Much has been made of the Conservatives’ new voting coalition. The election results confirmed how the party has pivoted away from the prosperous southeast and toward parts of England that struggle, as London and its environs prosper. Today’s Conservatives answer to a more economically left-wing set of voters than at any point in living memory.
This blue-collar conservatism could take different forms. The worry is that an admirable desire to rebalance the British economy will deteriorate into big-government, market-stifling policies. More concerning still is that some on the right even appear to relish this possibility. Will Tanner, director of Onward—a think tank closely aligned with Theresa May—wants Johnson to consolidate his support in parts of the country by “break[ing] free of the traditional conservative playbook of trickle-down growth.” He believes that “more people should be encouraged to live and work near to where they grow up, rather than moving away to the city to make their way.”
Another version of blue-collar conservatism contains the possibility of radical reform, including in a pro-market direction. Freed from their electoral dependence on the wealthy shires, Conservatives can challenge those who gained the most from the recent housing boom.
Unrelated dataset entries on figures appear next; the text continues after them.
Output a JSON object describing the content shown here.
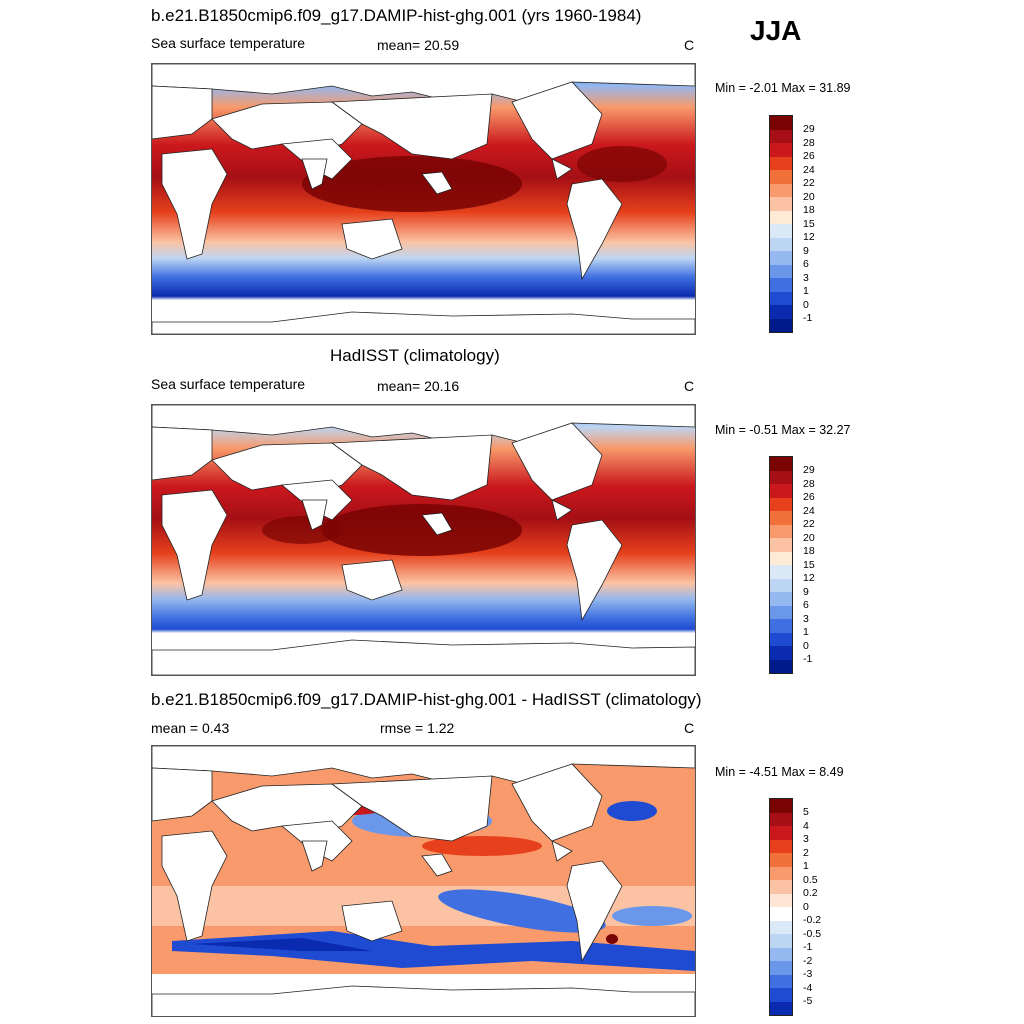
{
  "season": "JJA",
  "panels": [
    {
      "title": "b.e21.B1850cmip6.f09_g17.DAMIP-hist-ghg.001 (yrs 1960-1984)",
      "left_label": "Sea surface temperature",
      "center_label": "mean=  20.59",
      "units": "C",
      "minmax": "Min =  -2.01 Max =  31.89",
      "colorbar_labels": [
        "29",
        "28",
        "26",
        "24",
        "22",
        "20",
        "18",
        "15",
        "12",
        "9",
        "6",
        "3",
        "1",
        "0",
        "-1"
      ]
    },
    {
      "title": "HadISST (climatology)",
      "left_label": "Sea surface temperature",
      "center_label": "mean=  20.16",
      "units": "C",
      "minmax": "Min =  -0.51 Max =  32.27",
      "colorbar_labels": [
        "29",
        "28",
        "26",
        "24",
        "22",
        "20",
        "18",
        "15",
        "12",
        "9",
        "6",
        "3",
        "1",
        "0",
        "-1"
      ]
    },
    {
      "title": "b.e21.B1850cmip6.f09_g17.DAMIP-hist-ghg.001 - HadISST (climatology)",
      "left_label": "mean =   0.43",
      "center_label": "rmse =   1.22",
      "units": "C",
      "minmax": "Min =  -4.51 Max =   8.49",
      "colorbar_labels": [
        "5",
        "4",
        "3",
        "2",
        "1",
        "0.5",
        "0.2",
        "0",
        "-0.2",
        "-0.5",
        "-1",
        "-2",
        "-3",
        "-4",
        "-5"
      ]
    }
  ],
  "colors": {
    "sst_scale": [
      "#7a0403",
      "#a50f15",
      "#cb181d",
      "#e6411c",
      "#f2703a",
      "#f89a6b",
      "#fbc3a3",
      "#feebd6",
      "#dbe9f6",
      "#bcd5f3",
      "#94b8ef",
      "#6b97ea",
      "#3f6fe0",
      "#1e4bd2",
      "#0a2ab0",
      "#001a8c"
    ],
    "diff_scale": [
      "#7a0403",
      "#a50f15",
      "#cb181d",
      "#e6411c",
      "#f2703a",
      "#f89a6b",
      "#fbc3a3",
      "#fee5d6",
      "#ffffff",
      "#dbe9f6",
      "#bcd5f3",
      "#94b8ef",
      "#6b97ea",
      "#3f6fe0",
      "#1e4bd2",
      "#0a2ab0",
      "#001a8c"
    ]
  }
}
In recent years, free marketeers on both sides of the Atlantic have compellingly argued that, in housing and across the economy generally, insiders have used government regulation to protect their privileged positions. Tackling this behavior will arguably be easier now than it was before last month’s election. The Tories are less the party of economic winners than they once were; and they will not be as preoccupied by Brexit as they have been over the last three years. Conservatives shouldn’t underestimate the opportunity that the new climate offers for real change.